Guest Blogger Rachael Herron talks about the biggest failure . . .

Rachael HerronGuest Blogger Rachael Herron talks about the biggest failure. . .

Last night I went out with (as I think of her) my Young Writer friend. My favorite barista at my beloved but now defunct cafe, she has stars in her eyes about writing, and is applying to MFA programs all over the country. We ate sushi and talked about writing, and I remembered myself in her.

When I was 25 — her age — I packed up my tiny Ford Festiva with its roller-skate wheels and headed to Mills for my MFA. I was going to light the world on fire with my prose. Or at least, I was going to write. And I lit a lot of things on fire, namely the cigarettes I was still smoking back then. I was giving myself two years in the ivory tower, two years to really focus on craft.

Then, for those two years, I avoided writing as much as possible. I did the bare minimum, because that’s what we do sometimes, when it comes to what we love most, right?

Artists don’t draw. Musicians don’t play. Writers don’t write.

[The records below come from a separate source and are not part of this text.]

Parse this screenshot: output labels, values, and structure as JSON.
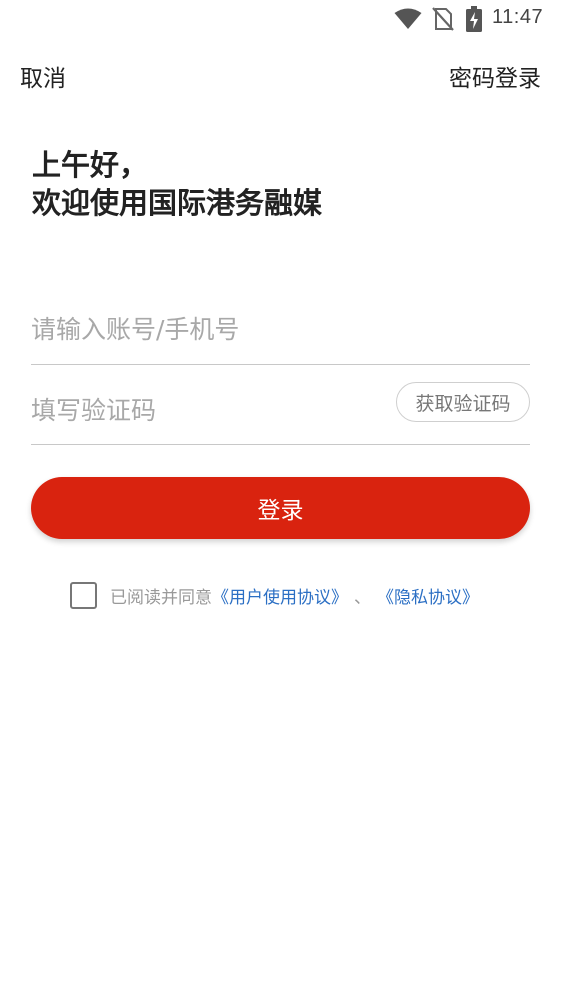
{
  "status_bar": {
    "time": "11:47",
    "icons": [
      "wifi-icon",
      "no-sim-icon",
      "battery-charging-icon"
    ]
  },
  "nav": {
    "cancel_label": "取消",
    "password_login_label": "密码登录"
  },
  "greeting": {
    "line1": "上午好，",
    "line2": "欢迎使用国际港务融媒"
  },
  "form": {
    "account_placeholder": "请输入账号/手机号",
    "account_value": "",
    "code_placeholder": "填写验证码",
    "code_value": "",
    "get_code_label": "获取验证码",
    "login_label": "登录"
  },
  "agreement": {
    "checked": false,
    "prefix": "已阅读并同意",
    "user_agreement": "《用户使用协议》",
    "separator": "、",
    "privacy_policy": "《隐私协议》"
  },
  "colors": {
    "accent": "#d9230f",
    "link": "#2b6fc4"
  }
}
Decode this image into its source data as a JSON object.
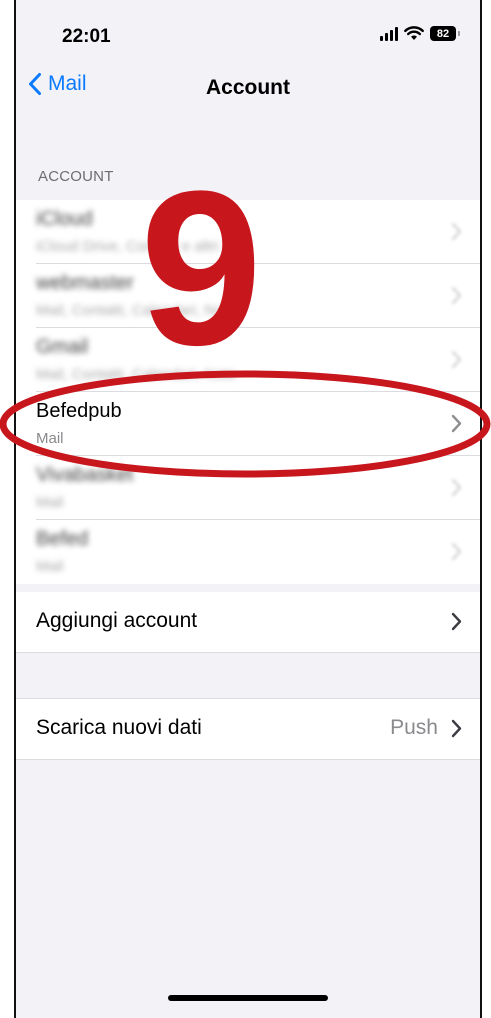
{
  "status_bar": {
    "time": "22:01",
    "battery": "82"
  },
  "nav": {
    "back_label": "Mail",
    "title": "Account"
  },
  "accounts_section": {
    "header": "ACCOUNT",
    "items": [
      {
        "title": "iCloud",
        "subtitle": "iCloud Drive, Contatti e altri 11...",
        "blurred": true
      },
      {
        "title": "webmaster",
        "subtitle": "Mail, Contatti, Calendari, Note",
        "blurred": true
      },
      {
        "title": "Gmail",
        "subtitle": "Mail, Contatti, Calendari, Note",
        "blurred": true
      },
      {
        "title": "Befedpub",
        "subtitle": "Mail",
        "blurred": false
      },
      {
        "title": "Vivabasket",
        "subtitle": "Mail",
        "blurred": true
      },
      {
        "title": "Befed",
        "subtitle": "Mail",
        "blurred": true
      }
    ],
    "add_account_label": "Aggiungi account"
  },
  "fetch_section": {
    "label": "Scarica nuovi dati",
    "value": "Push"
  },
  "annotation": {
    "step_number": "9",
    "color": "#c8161d"
  },
  "colors": {
    "accent": "#0a7aff",
    "background": "#f2f2f7"
  }
}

If we write, we fail (because when we’re learning something, DOING anything at all, we fail. Just part of the process). And as artists, we strive for perfection and failing is really not ideal.

So we don’t write. I managed my 150 pages of a terrible novel for my thesis. I took an amazing dialogue class in which we read a book famous for dialogue every week and then wrote a three page scene in the voice of that writer (that did more for my skill with dialogue than anything else). I took a poetry class which almost killed me.

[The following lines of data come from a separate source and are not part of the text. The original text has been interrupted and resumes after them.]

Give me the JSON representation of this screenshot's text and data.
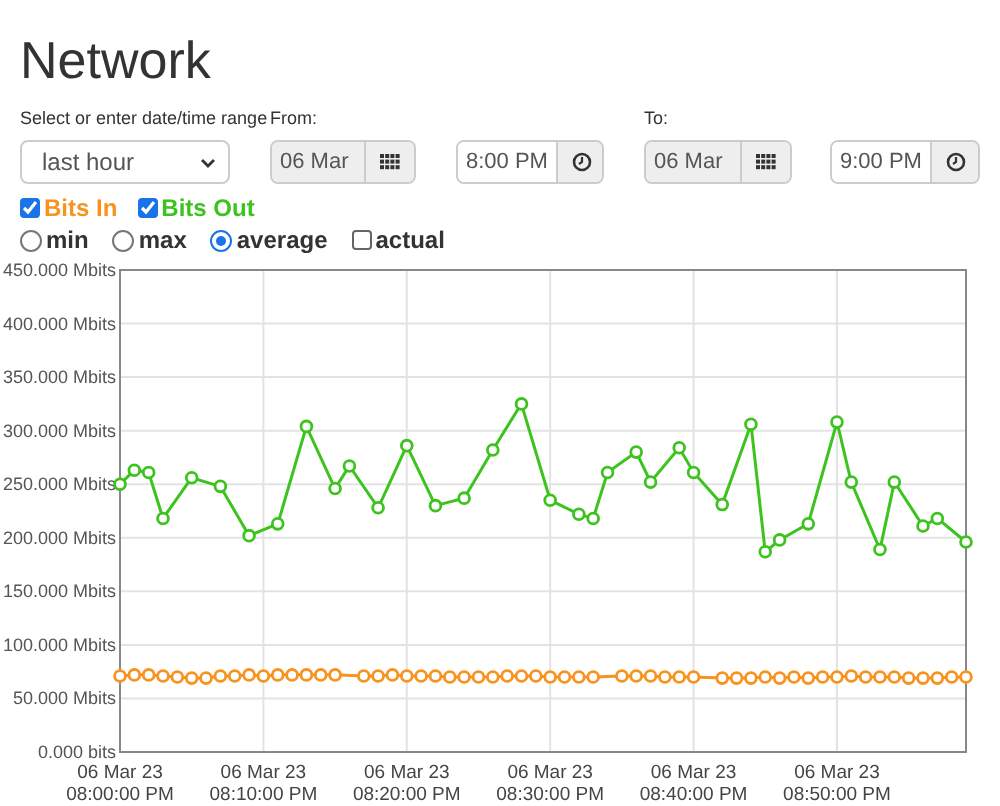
{
  "title": "Network",
  "range": {
    "label": "Select or enter date/time range",
    "value": "last hour"
  },
  "from": {
    "label": "From:",
    "date": "06 Mar",
    "date_disabled": true,
    "time": "8:00 PM"
  },
  "to": {
    "label": "To:",
    "date": "06 Mar",
    "date_disabled": true,
    "time": "9:00 PM"
  },
  "series_toggles": [
    {
      "checked": true
    },
    {
      "checked": true
    }
  ],
  "modes": [
    {
      "label": "min",
      "kind": "radio",
      "selected": false
    },
    {
      "label": "max",
      "kind": "radio",
      "selected": false
    },
    {
      "label": "average",
      "kind": "radio",
      "selected": true
    },
    {
      "label": "actual",
      "kind": "checkbox",
      "selected": false
    }
  ],
  "chart_data": {
    "type": "line",
    "categories": [
      "06 Mar 23 08:00:00 PM",
      null,
      null,
      null,
      null,
      null,
      null,
      null,
      null,
      null,
      "06 Mar 23 08:10:00 PM",
      null,
      null,
      null,
      null,
      null,
      null,
      null,
      null,
      null,
      "06 Mar 23 08:20:00 PM",
      null,
      null,
      null,
      null,
      null,
      null,
      null,
      null,
      null,
      "06 Mar 23 08:30:00 PM",
      null,
      null,
      null,
      null,
      null,
      null,
      null,
      null,
      null,
      "06 Mar 23 08:40:00 PM",
      null,
      null,
      null,
      null,
      null,
      null,
      null,
      null,
      null,
      "06 Mar 23 08:50:00 PM",
      null,
      null,
      null,
      null,
      null,
      null,
      null,
      null,
      null
    ],
    "ylim": [
      0,
      450
    ],
    "grid": true,
    "yticks": [
      {
        "value": 0,
        "label": "0.000 bits"
      },
      {
        "value": 50,
        "label": "50.000 Mbits"
      },
      {
        "value": 100,
        "label": "100.000 Mbits"
      },
      {
        "value": 150,
        "label": "150.000 Mbits"
      },
      {
        "value": 200,
        "label": "200.000 Mbits"
      },
      {
        "value": 250,
        "label": "250.000 Mbits"
      },
      {
        "value": 300,
        "label": "300.000 Mbits"
      },
      {
        "value": 350,
        "label": "350.000 Mbits"
      },
      {
        "value": 400,
        "label": "400.000 Mbits"
      },
      {
        "value": 450,
        "label": "450.000 Mbits"
      }
    ],
    "series": [
      {
        "name": "Bits In",
        "color": "#f7931e",
        "marker": "circle",
        "values": [
          71,
          72,
          72,
          71,
          70,
          69,
          69,
          71,
          71,
          72,
          71,
          72,
          72,
          72,
          72,
          72,
          null,
          71,
          71,
          72,
          71,
          71,
          71,
          70,
          70,
          70,
          70,
          71,
          71,
          71,
          70,
          70,
          70,
          70,
          null,
          71,
          71,
          71,
          70,
          70,
          70,
          null,
          69,
          69,
          69,
          70,
          69,
          70,
          69,
          70,
          70,
          71,
          70,
          70,
          70,
          69,
          69,
          69,
          70,
          70
        ]
      },
      {
        "name": "Bits Out",
        "color": "#3cc31e",
        "marker": "circle",
        "values": [
          250,
          263,
          261,
          218,
          null,
          256,
          null,
          248,
          null,
          202,
          null,
          213,
          null,
          304,
          null,
          246,
          267,
          null,
          228,
          null,
          286,
          null,
          230,
          null,
          237,
          null,
          282,
          null,
          325,
          null,
          235,
          null,
          222,
          218,
          261,
          null,
          280,
          252,
          null,
          284,
          261,
          null,
          231,
          null,
          306,
          187,
          198,
          null,
          213,
          null,
          308,
          252,
          null,
          189,
          252,
          null,
          211,
          218,
          null,
          196
        ]
      }
    ]
  }
}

Then I graduated and spent the next ten years also avoiding failure by not writing. Not writing = safe! Not writing = dreaming about the perfect words you’d string together if you just had time.

What I didn’t realize was this:

Not writing was the biggest failure of all. 

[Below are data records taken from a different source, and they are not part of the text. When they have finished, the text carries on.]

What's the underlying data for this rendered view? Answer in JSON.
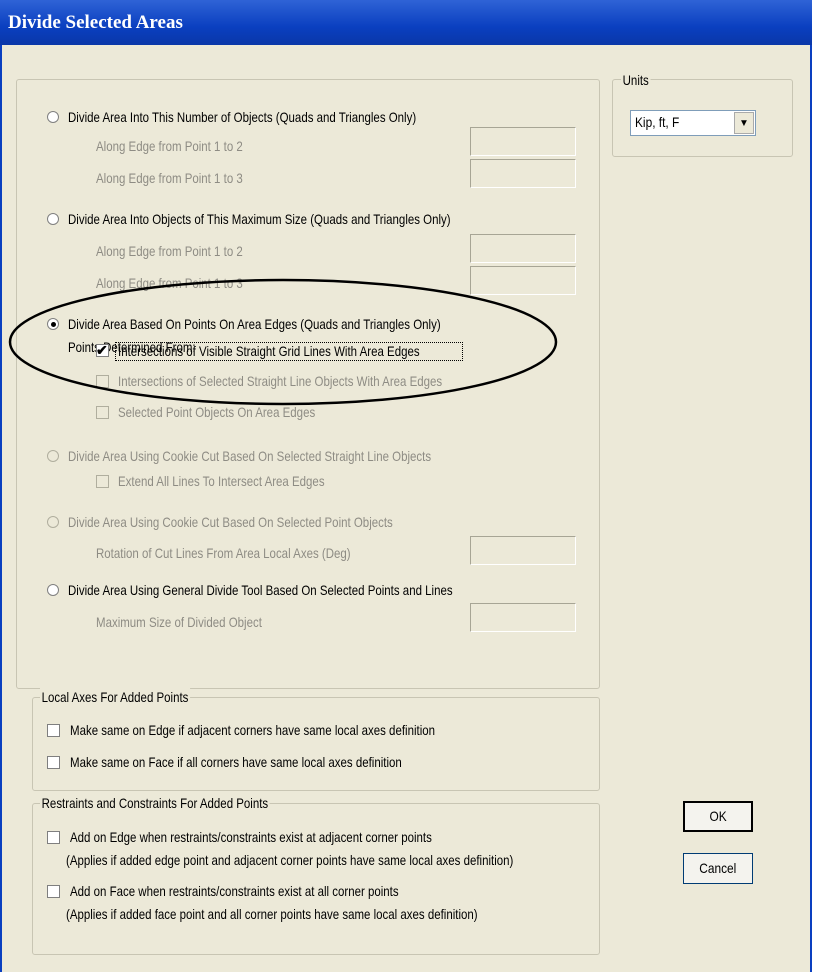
{
  "window": {
    "title": "Divide Selected Areas"
  },
  "units": {
    "label": "Units",
    "selected": "Kip, ft, F"
  },
  "options": {
    "opt1": {
      "label": "Divide Area Into This Number of Objects   (Quads and Triangles Only)",
      "edge12": "Along Edge from Point 1 to 2",
      "edge13": "Along Edge from Point 1 to 3"
    },
    "opt2": {
      "label": "Divide Area Into Objects of This Maximum Size   (Quads and Triangles Only)",
      "edge12": "Along Edge from Point 1 to 2",
      "edge13": "Along Edge from Point 1 to 3"
    },
    "opt3": {
      "label": "Divide Area Based On Points On Area Edges   (Quads and Triangles Only)",
      "points_from": "Points Determined From:",
      "cb_grid": "Intersections of Visible Straight Grid Lines With Area Edges",
      "cb_lines": "Intersections of Selected Straight Line Objects With Area Edges",
      "cb_points": "Selected Point Objects On Area Edges"
    },
    "opt4": {
      "label": "Divide Area Using Cookie Cut Based On Selected Straight Line Objects",
      "cb_extend": "Extend All Lines To Intersect Area Edges"
    },
    "opt5": {
      "label": "Divide Area Using Cookie Cut Based On Selected Point Objects",
      "rotation": "Rotation of Cut Lines From Area Local Axes (Deg)"
    },
    "opt6": {
      "label": "Divide Area Using General Divide Tool Based On Selected Points and Lines",
      "max_size": "Maximum Size of Divided Object"
    }
  },
  "local_axes": {
    "title": "Local Axes For Added Points",
    "edge": "Make same on Edge if adjacent corners have same local axes definition",
    "face": "Make same on Face if all corners have same local axes definition"
  },
  "restraints": {
    "title": "Restraints and Constraints For Added Points",
    "edge": "Add on Edge when restraints/constraints exist at adjacent corner points",
    "edge_note": "(Applies if added edge point and adjacent corner points have same local axes definition)",
    "face": "Add on Face when restraints/constraints exist at all corner points",
    "face_note": "(Applies if added face point and all corner points have same local axes definition)"
  },
  "buttons": {
    "ok": "OK",
    "cancel": "Cancel"
  },
  "state": {
    "selected_option": "opt3",
    "cb_grid_checked": true
  }
}
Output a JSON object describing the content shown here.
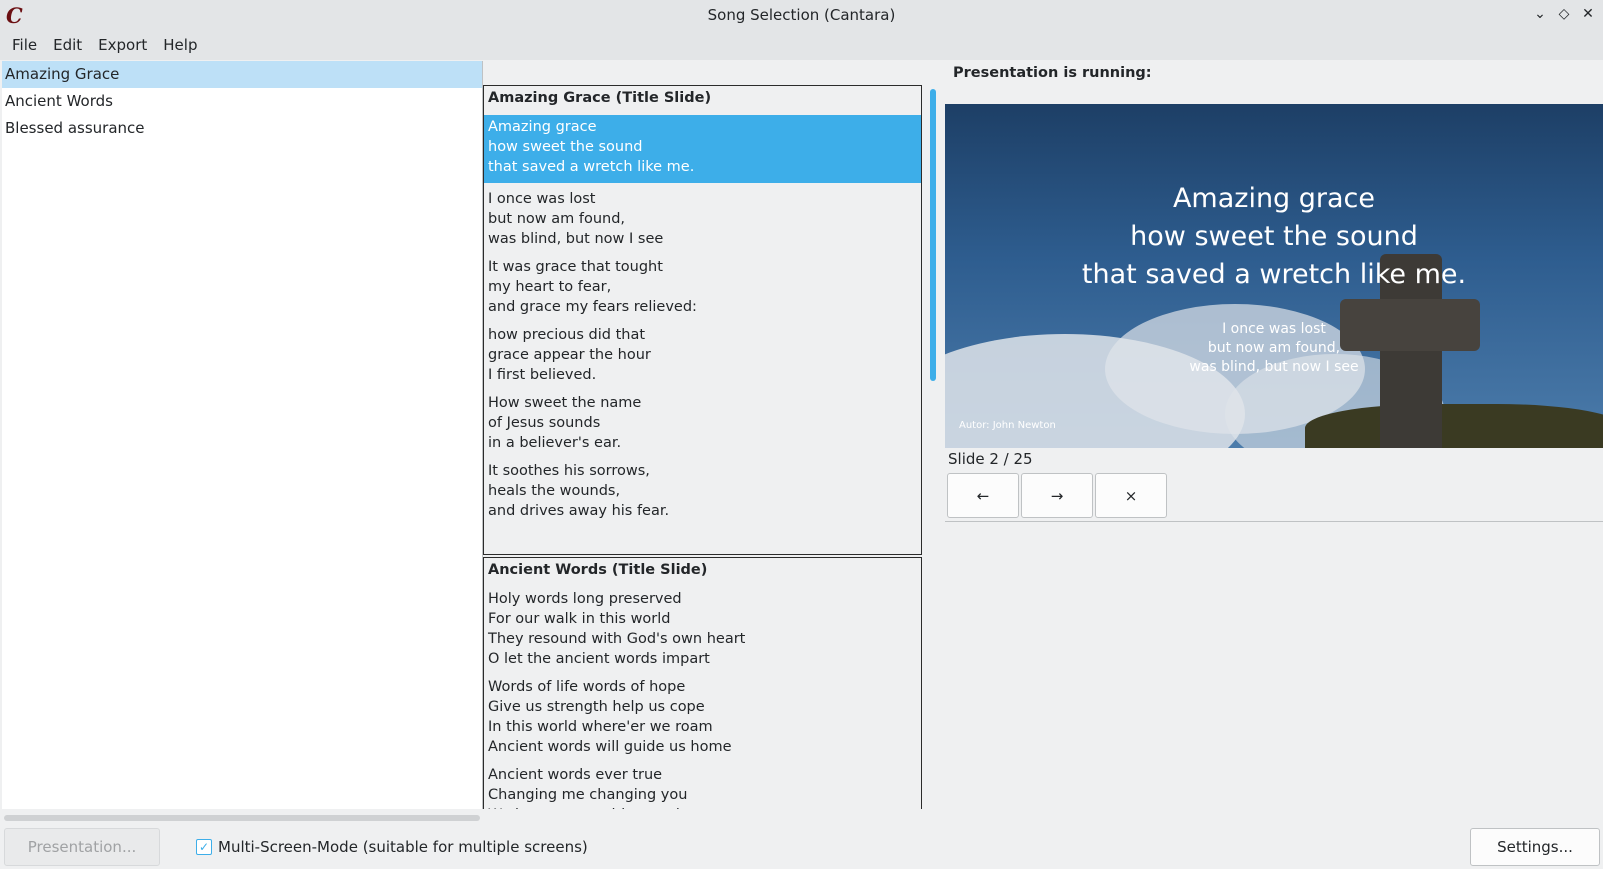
{
  "window": {
    "title": "Song Selection (Cantara)",
    "logo_glyph": "C"
  },
  "window_controls": {
    "minimize": "⌄",
    "maximize": "◇",
    "close": "✕"
  },
  "menu": [
    "File",
    "Edit",
    "Export",
    "Help"
  ],
  "songs": [
    "Amazing Grace",
    "Ancient Words",
    "Blessed assurance"
  ],
  "selected_song": "Amazing Grace",
  "slides_panel": {
    "blocks": [
      {
        "title": "Amazing Grace (Title Slide)",
        "slides": [
          "Amazing grace\nhow sweet the sound\nthat saved a wretch like me.",
          "I once was lost\nbut now am found,\nwas blind, but now I see",
          "It was grace that tought\nmy heart to fear,\nand grace my fears relieved:",
          "how precious did that\ngrace appear the hour\nI first believed.",
          "How sweet the name\nof Jesus sounds\nin a believer's ear.",
          "It soothes his sorrows,\nheals the wounds,\nand drives away his fear."
        ]
      },
      {
        "title": "Ancient Words (Title Slide)",
        "slides": [
          "Holy words long preserved\nFor our walk in this world\nThey resound with God's own heart\nO let the ancient words impart",
          "Words of life words of hope\nGive us strength help us cope\nIn this world where'er we roam\nAncient words will guide us home",
          "Ancient words ever true\nChanging me changing you\nWe have come with open hearts"
        ]
      }
    ]
  },
  "presentation": {
    "running_label": "Presentation is running:",
    "main_text": "Amazing grace\nhow sweet the sound\nthat saved a wretch like me.",
    "next_text": "I once was lost\nbut now am found,\nwas blind, but now I see",
    "author": "Autor: John Newton",
    "slide_counter": "Slide 2 / 25",
    "nav": {
      "prev": "←",
      "next": "→",
      "close": "×"
    }
  },
  "bottom": {
    "presentation_button": "Presentation...",
    "multi_screen_label": "Multi-Screen-Mode (suitable for multiple screens)",
    "multi_screen_checked": true,
    "settings_button": "Settings..."
  },
  "colors": {
    "accent": "#3daee9",
    "selection_light": "#bde0f7",
    "logo": "#6b0f12"
  }
}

No matter how spectacularly I screwed up in the writing itself (which I did! Still do! Spectacularly!), when I finally started to write everyday (thanks, NaNoWriMo 2006), I was succeeding!

And seven years (JEESH!) later, I’m still writing, all the time. Every day. Even when I fail, I win.

The job has gotten harder the more I learn. A rank amateur says LOOK I WROTE A BOOK YOU SHOULD READ IT OMG — a writer who’s spent years actively learning how to craft emotion out of words says, Well, you don’t have to read it. It’s the best I could do but it’s still not as good as Murakami. Maybe someday. *kicks rock* (Also known as the Dunning-Kruger effect *see below.)

I’ve been both of those people. (Admission: I’ve been both of those people this WEEK.)

But now, after publishing six books with two more on their way to shelves, I know I can do it. And I’ve changed my website a little bit because I want y’all to see that book up there to the left with its quotes and overview and all that because I’m proud of it and I’m excited for it.

Pack Up the Moon. It’s literally the book of my heart, and it’s available for preorder right now. I’ll be releasing excerpts and reasons for you to preorder at my website, yarnagogo (gifts! prizes! kisses on the mouth if I see you IRL and you want one!) but the real truth is this: It’s a good book. It will make you cry, and then–I hope–it will help heal you a little bit. And maybe it will encourage you to write that book you have been wanting to write.

I love the stars in my Young Writer friend’s eyes. The funny thing is I still have them, too.

* “The Dunning–Kruger effect is a cognitive bias in which unskilled individuals suffer from illusory superiority mistakenly rating their ability much higher than average . . . Actual competence may weaken self-confidence, as competent individuals may falsely assume that others have an equivalent understanding.”